米国が外国人学生の就労機会を閉じようとしている
トランプ政権がOPTプログラムの廃止を狙う中、超党派の議員がその存続を求める法案を提出。日本人留学生や日本企業の採用戦略にも影響が及ぶ可能性がある。
毎年、数十万人の外国人留学生がアメリカの大学を卒業し、夢を胸に就職活動を始めます。しかし今、その夢への入口が閉じられようとしています。
何が起きているのか
トランプ政権は、外国人留学生が卒業後にアメリカで合法的に働くことを可能にする「OPT(Optional Practical Training)」プログラムの廃止を検討しています。これに対し、民主党のサム・リカルド議員(カリフォルニア州)と共和党のジェイ・オバーノルテ議員(カリフォルニア州)という超党派のコンビが、OPTを法律として明文化する法案を共同提出しました。
OPTは1992年に導入された制度で、F-1(学生)ビザを持つ留学生が卒業後、専攻分野に関連した職種で最長12ヶ月働くことを認めるものです。さらにSTEM(科学・技術・工学・数学)専攻の学生には、最大24ヶ月の延長が認められており、合計で最長3年間、アメリカで就労できる仕組みになっています。OPTはF-1ビザから、企業が外国人労働者に発給するH-1Bビザへの「橋渡し」として機能してきました。
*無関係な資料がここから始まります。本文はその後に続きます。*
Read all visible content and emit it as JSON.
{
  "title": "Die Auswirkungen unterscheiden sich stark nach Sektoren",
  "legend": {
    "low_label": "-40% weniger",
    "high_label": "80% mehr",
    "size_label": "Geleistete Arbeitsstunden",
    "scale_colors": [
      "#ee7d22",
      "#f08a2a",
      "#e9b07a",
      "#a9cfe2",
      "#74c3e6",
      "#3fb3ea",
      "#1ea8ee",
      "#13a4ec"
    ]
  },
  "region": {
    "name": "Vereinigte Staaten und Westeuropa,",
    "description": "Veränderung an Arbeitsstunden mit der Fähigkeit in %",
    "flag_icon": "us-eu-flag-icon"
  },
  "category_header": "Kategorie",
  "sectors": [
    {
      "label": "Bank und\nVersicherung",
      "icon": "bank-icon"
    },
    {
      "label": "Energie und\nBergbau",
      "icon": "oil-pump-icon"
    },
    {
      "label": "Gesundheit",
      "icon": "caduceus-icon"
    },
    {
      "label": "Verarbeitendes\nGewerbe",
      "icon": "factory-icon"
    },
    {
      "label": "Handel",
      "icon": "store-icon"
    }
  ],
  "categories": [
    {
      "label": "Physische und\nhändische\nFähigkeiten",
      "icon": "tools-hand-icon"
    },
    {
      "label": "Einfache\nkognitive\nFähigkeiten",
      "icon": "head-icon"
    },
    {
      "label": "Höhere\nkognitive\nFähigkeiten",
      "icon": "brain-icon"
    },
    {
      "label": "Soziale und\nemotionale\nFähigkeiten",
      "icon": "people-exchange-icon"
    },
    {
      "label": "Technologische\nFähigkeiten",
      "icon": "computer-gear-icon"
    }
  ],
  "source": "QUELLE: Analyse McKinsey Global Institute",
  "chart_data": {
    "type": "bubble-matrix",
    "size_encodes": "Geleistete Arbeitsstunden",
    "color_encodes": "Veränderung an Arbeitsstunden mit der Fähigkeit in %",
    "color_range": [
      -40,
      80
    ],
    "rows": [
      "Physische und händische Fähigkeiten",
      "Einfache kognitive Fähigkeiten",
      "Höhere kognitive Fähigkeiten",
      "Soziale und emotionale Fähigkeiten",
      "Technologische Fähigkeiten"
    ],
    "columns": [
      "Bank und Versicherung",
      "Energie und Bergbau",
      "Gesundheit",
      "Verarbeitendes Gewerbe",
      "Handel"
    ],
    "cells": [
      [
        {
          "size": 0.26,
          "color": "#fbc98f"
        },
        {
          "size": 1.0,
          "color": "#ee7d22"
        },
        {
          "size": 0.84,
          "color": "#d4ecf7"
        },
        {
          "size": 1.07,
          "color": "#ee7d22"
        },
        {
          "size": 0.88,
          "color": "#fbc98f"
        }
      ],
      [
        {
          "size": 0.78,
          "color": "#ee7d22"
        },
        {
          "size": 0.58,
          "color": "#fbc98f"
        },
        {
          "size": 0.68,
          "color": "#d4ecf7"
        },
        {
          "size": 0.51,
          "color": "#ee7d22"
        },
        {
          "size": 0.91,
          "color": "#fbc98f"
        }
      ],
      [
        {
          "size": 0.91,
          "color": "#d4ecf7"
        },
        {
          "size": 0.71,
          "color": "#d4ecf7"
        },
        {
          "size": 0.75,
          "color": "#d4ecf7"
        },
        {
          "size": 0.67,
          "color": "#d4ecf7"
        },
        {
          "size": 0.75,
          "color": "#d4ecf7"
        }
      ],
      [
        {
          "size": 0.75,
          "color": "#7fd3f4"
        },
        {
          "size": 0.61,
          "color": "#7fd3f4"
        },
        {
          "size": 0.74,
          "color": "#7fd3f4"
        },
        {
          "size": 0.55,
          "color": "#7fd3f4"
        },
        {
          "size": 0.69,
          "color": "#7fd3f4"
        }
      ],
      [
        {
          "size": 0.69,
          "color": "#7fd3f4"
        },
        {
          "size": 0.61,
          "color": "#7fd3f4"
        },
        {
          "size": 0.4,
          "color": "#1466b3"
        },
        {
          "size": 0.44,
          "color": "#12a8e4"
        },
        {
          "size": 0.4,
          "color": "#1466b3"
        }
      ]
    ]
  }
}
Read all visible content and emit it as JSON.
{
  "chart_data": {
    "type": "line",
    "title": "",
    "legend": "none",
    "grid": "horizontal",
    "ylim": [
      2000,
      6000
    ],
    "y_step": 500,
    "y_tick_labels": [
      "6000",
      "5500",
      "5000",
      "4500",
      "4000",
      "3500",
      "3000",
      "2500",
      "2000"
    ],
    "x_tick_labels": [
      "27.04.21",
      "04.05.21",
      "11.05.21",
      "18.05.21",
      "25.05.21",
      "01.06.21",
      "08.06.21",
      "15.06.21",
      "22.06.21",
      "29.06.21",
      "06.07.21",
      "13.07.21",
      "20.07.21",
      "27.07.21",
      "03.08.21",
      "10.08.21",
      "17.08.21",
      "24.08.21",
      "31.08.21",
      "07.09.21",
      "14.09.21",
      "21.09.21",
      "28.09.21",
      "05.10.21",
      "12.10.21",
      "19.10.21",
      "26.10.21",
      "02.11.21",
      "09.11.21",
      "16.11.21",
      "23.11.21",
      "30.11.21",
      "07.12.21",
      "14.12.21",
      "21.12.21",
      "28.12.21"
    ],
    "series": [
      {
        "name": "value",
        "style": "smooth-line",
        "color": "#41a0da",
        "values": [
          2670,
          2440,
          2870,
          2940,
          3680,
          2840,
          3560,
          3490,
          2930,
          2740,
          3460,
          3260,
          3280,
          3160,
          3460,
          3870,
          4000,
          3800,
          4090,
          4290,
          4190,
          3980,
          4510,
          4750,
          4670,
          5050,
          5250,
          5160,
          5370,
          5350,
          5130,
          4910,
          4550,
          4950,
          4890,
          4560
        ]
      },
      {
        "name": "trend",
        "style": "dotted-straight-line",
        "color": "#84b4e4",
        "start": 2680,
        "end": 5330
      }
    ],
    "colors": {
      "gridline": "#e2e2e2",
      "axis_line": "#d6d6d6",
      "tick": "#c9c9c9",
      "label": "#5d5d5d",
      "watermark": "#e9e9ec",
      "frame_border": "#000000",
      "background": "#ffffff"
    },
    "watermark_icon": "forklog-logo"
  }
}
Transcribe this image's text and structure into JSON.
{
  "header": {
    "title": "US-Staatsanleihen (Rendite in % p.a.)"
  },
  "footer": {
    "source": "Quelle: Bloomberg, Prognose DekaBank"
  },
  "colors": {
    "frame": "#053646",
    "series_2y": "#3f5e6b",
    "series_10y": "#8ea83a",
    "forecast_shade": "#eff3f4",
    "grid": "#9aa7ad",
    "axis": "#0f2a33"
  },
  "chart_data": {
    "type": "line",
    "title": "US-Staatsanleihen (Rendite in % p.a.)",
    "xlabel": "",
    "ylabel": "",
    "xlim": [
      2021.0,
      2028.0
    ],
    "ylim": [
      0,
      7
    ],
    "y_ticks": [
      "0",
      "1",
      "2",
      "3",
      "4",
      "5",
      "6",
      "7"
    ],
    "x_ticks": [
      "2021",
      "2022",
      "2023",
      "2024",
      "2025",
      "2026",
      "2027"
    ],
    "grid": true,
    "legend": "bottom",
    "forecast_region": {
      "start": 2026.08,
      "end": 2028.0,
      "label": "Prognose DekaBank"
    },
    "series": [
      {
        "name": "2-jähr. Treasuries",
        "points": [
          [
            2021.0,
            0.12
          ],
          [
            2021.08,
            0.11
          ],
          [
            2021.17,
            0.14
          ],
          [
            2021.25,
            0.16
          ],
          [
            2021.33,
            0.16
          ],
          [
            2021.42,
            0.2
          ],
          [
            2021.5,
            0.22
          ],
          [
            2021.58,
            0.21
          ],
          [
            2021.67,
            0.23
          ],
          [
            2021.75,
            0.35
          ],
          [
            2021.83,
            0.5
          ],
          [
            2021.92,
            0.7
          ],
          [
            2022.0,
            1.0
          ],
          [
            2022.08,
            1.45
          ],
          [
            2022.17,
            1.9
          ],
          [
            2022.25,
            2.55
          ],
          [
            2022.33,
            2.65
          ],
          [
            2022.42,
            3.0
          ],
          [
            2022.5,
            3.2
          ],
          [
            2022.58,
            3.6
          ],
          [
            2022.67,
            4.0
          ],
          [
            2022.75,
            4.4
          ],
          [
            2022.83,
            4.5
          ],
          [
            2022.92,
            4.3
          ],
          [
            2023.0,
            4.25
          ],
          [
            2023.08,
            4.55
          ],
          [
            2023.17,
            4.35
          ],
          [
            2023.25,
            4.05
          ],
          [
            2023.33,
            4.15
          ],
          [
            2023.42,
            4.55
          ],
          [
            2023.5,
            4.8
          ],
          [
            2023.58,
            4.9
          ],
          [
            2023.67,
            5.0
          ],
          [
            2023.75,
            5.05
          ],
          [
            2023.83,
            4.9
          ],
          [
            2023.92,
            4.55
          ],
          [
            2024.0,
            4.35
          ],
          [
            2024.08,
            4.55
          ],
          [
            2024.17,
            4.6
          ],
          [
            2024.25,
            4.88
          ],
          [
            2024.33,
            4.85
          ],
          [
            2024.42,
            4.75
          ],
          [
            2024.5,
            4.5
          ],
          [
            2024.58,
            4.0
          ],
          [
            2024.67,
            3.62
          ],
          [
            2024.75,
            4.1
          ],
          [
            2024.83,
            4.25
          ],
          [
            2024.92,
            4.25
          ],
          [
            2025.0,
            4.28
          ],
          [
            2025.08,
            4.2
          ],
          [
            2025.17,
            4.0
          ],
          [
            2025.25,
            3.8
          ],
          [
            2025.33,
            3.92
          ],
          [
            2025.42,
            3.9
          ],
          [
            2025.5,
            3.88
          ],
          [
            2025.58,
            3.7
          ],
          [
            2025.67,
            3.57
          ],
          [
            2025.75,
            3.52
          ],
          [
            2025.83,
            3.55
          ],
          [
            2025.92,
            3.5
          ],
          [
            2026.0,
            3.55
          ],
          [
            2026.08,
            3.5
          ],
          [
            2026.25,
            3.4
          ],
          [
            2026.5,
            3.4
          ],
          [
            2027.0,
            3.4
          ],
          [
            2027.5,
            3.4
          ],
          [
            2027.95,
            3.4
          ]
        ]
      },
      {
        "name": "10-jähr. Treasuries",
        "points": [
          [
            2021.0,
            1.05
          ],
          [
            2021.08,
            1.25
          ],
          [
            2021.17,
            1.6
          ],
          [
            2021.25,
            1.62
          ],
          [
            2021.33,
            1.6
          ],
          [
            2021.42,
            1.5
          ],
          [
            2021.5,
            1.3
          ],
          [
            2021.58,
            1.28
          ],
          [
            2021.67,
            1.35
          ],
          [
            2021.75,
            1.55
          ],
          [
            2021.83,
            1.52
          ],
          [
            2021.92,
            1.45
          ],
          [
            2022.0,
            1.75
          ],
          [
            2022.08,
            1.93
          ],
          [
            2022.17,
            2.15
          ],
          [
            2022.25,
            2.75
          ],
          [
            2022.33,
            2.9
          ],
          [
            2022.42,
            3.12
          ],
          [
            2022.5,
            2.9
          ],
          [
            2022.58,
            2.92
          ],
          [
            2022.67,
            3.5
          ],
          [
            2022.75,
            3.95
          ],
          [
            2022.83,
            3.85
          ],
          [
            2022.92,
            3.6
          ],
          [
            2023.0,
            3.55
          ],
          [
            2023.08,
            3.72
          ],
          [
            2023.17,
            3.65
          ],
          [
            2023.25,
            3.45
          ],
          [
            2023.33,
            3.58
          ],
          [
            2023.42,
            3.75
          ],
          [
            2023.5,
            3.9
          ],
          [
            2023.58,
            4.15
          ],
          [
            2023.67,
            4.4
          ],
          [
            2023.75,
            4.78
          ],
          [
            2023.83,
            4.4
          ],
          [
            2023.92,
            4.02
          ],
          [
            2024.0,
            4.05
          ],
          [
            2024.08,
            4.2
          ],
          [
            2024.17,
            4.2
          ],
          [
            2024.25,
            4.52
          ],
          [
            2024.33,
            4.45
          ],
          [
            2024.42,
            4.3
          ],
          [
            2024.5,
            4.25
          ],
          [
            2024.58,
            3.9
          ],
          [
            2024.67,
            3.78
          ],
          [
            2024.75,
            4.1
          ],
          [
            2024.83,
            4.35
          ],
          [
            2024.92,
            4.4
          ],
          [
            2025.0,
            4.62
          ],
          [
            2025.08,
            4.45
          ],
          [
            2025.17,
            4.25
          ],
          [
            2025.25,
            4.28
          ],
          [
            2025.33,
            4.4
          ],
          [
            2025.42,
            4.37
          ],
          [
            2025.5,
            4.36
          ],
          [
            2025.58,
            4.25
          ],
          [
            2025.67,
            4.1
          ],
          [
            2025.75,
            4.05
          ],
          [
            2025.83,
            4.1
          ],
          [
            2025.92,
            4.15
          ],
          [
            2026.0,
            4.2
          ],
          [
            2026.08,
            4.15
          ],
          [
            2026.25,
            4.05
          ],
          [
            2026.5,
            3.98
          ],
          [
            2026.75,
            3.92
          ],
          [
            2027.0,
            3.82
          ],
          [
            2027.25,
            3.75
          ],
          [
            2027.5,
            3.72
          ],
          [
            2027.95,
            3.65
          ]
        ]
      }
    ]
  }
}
現在、このプログラムを利用している外国人学生は数十万人規模に上ります。その多くがシリコンバレーや主要都市のテック企業、研究機関、医療機関などで活躍しています。
なぜ今、これが問題になるのか
OPTはこれまで、連邦規則(行政規則)として運用されており、議会の立法によって保護されていませんでした。つまり、大統領令や行政措置だけで廃止できる「脆弱な」制度だったのです。トランプ政権は「アメリカ人の雇用を守る」という名目のもと、この制度の見直しを進めてきました。
超党派の法案提出は、こうした行政の裁量による廃止を防ぐための「防衛線」です。共和党議員が加わっていることは注目に値します。シリコンバレーを抱えるカリフォルニア州の議員たちにとって、外国人高度人材の確保は党派を超えた経済問題だからです。
タイミングも重要です。AI・半導体・量子コンピューティングなど、アメリカが世界覇権を争う分野では、人材不足が深刻化しています。OpenAI、Google、NVIDIAといった企業の技術者の多くが、かつてOPTを経由してアメリカに定着した外国人人材です。
日本への影響:留学生と企業の両方に波紋
この問題は、日本にとって二つの側面から影響があります。
一つ目は、アメリカへの留学を目指す日本人学生への影響です。卒業後の就労機会が不透明になれば、アメリカ留学の魅力は大きく損なわれます。すでに欧州やカナダ、オーストラリアへの留学を選ぶ日本人学生が増えている中、この動きはその傾向をさらに加速させる可能性があります。
二つ目は、アメリカで事業を展開する日本企業への影響です。ソニー、トヨタ、任天堂をはじめ、多くの日本企業がアメリカに研究開発拠点や現地法人を持ち、OPTを活用した外国人エンジニアを採用してきました。OPTが廃止されれば、採用できる人材のプールが一気に縮小します。H-1Bビザは抽選制で取得が難しく、OPTのような柔軟性はありません。
日本国内に目を向ければ、少子高齢化による労働力不足はすでに深刻です。アメリカの移民政策の引き締めが、優秀な外国人人材を日本市場に「押し出す」効果をもたらす可能性もあります。実際、日本政府は近年、高度外国人材の受け入れ拡大に向けた政策を強化しており、この地政学的な人材移動は日本にとって追い風になるかもしれません。
反論:「アメリカ人の雇用を守れ」という声
もちろん、OPT廃止を支持する立場からの反論もあります。批判者たちは、外国人留学生が安価な労働力として使われ、アメリカ人の雇用機会を奪っているという主張をします。特に景気後退局面や、テック業界での大規模レイオフが続く中では、この主張は一定の共感を得やすい状況です。
また、OPTを通じて習得した技術が母国に持ち帰られ、競争相手の国力を高めるという「技術流出」への懸念も根強くあります。
しかし、これらの主張に対してテック業界や大学側は、外国人人材はアメリカ人の仕事を奪うのではなく、新しい仕事を「創出」すると反論します。スタートアップの創業者に占める移民出身者の割合の高さが、その証拠として挙げられることが多いです。
本コンテンツはAIが原文記事を基に要約・分析したものです。正確性に努めていますが、誤りがある可能性があります。原文の確認をお勧めします。